Em uma tarde, antes de ir ao restaurante, recebi uma correspondência em braille. Vinha da Itália. Era breve, mas direta.
- Você foi a maior decepção da minha vida, Érico. Não quero mais te ver. Estou bem. Antonia.
Com certeza, Antonia tinha entendido tudo errado e imaginara tudo o que se poderia imaginar em uma situação como essa. Aquela mensagem curta me arrasou. Liguei para o restaurante e disse que não iria naquela noite. Era a primeira vez que isso acontecia em toda a minha carreira.

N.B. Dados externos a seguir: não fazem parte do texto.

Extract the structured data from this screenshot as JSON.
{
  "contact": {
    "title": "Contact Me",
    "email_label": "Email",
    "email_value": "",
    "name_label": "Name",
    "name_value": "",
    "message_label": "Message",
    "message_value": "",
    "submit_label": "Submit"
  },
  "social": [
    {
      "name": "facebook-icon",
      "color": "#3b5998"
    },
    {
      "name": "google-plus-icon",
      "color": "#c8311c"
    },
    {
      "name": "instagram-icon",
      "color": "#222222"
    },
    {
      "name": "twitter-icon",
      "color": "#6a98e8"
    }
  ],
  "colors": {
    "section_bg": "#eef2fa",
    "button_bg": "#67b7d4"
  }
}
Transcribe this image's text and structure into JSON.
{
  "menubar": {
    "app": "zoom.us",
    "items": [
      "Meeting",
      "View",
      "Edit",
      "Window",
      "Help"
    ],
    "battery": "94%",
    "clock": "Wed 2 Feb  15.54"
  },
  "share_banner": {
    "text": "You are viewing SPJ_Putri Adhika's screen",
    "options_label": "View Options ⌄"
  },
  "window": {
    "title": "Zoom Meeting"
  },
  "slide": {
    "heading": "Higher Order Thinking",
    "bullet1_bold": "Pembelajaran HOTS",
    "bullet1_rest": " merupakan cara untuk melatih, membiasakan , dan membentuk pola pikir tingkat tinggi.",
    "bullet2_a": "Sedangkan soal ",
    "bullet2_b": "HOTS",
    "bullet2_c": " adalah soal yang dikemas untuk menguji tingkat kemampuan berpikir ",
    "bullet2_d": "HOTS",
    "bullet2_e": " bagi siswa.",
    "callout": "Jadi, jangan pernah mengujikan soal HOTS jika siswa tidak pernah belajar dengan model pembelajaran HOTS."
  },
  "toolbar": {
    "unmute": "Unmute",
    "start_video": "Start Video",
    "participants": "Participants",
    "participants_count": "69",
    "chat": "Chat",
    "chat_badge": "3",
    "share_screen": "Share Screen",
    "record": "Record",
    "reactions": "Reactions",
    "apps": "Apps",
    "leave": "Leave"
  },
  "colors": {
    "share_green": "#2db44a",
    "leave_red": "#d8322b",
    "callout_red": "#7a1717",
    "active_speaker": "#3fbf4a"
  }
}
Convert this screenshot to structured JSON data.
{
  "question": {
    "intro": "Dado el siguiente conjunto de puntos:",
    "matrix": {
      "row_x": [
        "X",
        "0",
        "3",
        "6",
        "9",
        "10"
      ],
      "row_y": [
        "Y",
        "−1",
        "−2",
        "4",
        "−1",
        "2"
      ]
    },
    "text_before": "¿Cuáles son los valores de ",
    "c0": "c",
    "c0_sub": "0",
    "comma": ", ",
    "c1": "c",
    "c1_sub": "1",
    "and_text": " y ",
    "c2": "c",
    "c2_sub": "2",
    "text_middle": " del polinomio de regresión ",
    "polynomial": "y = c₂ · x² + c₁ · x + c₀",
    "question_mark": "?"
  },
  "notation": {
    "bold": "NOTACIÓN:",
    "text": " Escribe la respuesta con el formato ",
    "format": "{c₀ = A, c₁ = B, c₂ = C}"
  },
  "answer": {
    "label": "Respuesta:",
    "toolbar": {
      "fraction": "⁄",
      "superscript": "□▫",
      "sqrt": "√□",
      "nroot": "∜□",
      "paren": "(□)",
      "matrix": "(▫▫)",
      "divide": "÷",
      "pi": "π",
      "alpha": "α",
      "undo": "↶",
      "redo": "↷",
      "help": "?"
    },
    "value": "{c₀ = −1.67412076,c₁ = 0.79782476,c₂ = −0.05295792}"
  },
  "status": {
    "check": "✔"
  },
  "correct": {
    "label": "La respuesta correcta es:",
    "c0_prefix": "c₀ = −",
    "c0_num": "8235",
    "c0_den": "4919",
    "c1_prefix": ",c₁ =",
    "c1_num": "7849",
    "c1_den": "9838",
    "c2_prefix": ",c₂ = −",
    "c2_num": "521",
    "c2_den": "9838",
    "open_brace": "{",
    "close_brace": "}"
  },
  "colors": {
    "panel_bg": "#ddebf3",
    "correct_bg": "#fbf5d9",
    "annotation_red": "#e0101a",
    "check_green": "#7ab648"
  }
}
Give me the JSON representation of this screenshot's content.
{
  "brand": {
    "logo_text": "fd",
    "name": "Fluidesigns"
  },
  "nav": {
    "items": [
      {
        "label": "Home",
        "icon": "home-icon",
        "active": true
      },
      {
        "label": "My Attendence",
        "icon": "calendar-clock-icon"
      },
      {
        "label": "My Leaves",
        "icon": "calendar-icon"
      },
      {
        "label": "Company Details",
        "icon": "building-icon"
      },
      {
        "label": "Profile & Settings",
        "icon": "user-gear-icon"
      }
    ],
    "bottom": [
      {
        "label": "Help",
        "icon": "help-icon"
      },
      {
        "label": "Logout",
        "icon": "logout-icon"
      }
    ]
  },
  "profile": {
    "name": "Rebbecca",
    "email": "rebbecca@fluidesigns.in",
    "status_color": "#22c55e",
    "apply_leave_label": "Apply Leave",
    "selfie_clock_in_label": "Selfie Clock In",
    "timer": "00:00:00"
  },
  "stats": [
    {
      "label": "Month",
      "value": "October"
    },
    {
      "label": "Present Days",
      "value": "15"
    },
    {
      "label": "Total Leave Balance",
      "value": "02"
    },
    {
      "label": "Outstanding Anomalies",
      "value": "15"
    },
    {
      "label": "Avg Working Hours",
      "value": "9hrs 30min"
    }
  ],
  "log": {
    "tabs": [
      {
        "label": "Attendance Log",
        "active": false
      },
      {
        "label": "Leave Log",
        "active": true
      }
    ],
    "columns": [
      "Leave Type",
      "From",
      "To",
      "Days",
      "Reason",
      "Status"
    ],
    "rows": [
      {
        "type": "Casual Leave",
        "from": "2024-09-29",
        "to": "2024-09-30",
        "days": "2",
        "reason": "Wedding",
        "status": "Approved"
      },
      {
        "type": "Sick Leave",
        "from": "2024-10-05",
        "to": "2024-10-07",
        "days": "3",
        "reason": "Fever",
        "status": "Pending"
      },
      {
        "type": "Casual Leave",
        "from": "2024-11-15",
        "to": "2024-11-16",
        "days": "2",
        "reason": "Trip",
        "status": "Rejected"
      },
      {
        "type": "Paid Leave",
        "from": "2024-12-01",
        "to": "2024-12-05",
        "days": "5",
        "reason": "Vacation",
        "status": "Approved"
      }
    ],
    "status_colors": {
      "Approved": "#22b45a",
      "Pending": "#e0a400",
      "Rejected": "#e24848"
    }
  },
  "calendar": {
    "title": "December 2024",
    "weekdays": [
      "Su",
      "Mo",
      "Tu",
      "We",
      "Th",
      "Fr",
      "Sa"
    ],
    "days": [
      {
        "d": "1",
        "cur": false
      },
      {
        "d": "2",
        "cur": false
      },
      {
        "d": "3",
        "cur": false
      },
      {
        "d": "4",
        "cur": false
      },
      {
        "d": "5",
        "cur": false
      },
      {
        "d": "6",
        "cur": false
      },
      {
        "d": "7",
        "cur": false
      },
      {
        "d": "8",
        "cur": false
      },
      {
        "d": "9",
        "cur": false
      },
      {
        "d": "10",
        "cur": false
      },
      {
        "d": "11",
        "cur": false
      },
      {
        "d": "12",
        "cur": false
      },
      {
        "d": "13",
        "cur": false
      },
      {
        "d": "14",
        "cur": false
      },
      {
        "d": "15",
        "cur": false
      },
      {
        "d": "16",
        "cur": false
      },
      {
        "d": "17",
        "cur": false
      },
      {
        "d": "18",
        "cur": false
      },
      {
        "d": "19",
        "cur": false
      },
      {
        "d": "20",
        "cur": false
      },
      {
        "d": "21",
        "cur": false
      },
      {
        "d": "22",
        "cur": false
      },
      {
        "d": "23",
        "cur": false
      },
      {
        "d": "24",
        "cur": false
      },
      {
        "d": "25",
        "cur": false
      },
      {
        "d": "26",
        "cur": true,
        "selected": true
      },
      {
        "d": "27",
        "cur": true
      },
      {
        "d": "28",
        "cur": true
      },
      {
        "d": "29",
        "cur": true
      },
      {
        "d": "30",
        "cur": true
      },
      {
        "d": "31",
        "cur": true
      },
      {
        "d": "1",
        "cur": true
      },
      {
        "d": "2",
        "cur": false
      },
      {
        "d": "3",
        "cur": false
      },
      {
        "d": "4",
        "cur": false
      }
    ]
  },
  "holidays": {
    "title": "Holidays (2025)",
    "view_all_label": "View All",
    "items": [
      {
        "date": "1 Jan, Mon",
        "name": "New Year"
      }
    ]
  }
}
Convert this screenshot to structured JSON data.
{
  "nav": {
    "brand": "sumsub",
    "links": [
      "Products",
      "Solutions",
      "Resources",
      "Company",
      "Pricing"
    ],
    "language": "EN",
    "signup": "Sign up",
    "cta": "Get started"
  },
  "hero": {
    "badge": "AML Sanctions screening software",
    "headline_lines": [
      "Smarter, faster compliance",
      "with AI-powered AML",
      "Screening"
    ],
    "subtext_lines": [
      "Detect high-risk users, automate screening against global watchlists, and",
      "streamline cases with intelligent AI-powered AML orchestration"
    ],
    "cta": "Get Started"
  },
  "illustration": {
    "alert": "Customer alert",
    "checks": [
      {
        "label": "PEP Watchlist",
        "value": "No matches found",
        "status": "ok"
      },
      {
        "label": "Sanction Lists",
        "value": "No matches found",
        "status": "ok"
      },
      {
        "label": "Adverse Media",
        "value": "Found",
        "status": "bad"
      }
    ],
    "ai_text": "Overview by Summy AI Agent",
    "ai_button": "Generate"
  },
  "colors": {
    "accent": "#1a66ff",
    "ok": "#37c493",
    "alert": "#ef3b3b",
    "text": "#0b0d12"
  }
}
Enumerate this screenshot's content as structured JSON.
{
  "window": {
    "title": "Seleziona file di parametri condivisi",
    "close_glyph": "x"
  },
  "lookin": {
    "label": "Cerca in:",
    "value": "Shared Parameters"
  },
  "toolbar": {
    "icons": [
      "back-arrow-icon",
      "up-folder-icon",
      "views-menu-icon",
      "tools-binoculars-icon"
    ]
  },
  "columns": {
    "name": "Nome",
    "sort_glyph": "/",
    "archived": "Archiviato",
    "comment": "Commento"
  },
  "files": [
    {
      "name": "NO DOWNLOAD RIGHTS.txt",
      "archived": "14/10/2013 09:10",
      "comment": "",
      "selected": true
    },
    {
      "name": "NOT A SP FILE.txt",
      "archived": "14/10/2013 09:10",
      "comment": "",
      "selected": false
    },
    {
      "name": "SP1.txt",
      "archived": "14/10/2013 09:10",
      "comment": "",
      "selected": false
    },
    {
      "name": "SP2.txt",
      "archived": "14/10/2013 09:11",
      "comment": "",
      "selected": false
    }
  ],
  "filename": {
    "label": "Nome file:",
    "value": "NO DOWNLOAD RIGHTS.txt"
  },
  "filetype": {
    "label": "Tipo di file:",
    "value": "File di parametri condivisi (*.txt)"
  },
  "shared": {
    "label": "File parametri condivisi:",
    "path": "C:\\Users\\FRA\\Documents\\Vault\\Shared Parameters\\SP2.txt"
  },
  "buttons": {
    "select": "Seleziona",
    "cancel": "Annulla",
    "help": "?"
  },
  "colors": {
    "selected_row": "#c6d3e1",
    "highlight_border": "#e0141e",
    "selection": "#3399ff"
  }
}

Meu peito estava partido ao meio. Decepcionar Antonia nunca foi minha intenção. Magoá-la doía com sinceridade em todo o meu ser. Mas a dor era compensada através de um alívio por ter dito a verdade e por, finalmente, poder conversar com Diana sinceramente.
Algumas horas depois, o perfume de flores invadiu minha casa. Como sempre, ela já tinha jantado fora e só me desejou boa noite, dizendo que se recolheria pra não me incomodar. Não perguntou por que não fui ao restaurante.
A maior paixão da minha vida estava na minha casa há sete dias, mas não tivemos nenhuma conversa sincera. Ainda que parte do peito doesse por Antonia, outra parte sabia que era hora de mudar o curso das coisas. Antes de ouvi-la fechar a porta do quarto, disse:
- Nós já podemos conversar. Não existe mais nada entre Antonia e eu.
Diana respondeu com uma pergunta:
- Isso é sério?
- Muito. – respondi.
Ela pegou uma cadeira e sentou à minha frente. Suspirou.
E ali nasceu a conversa que mudou nossas vidas.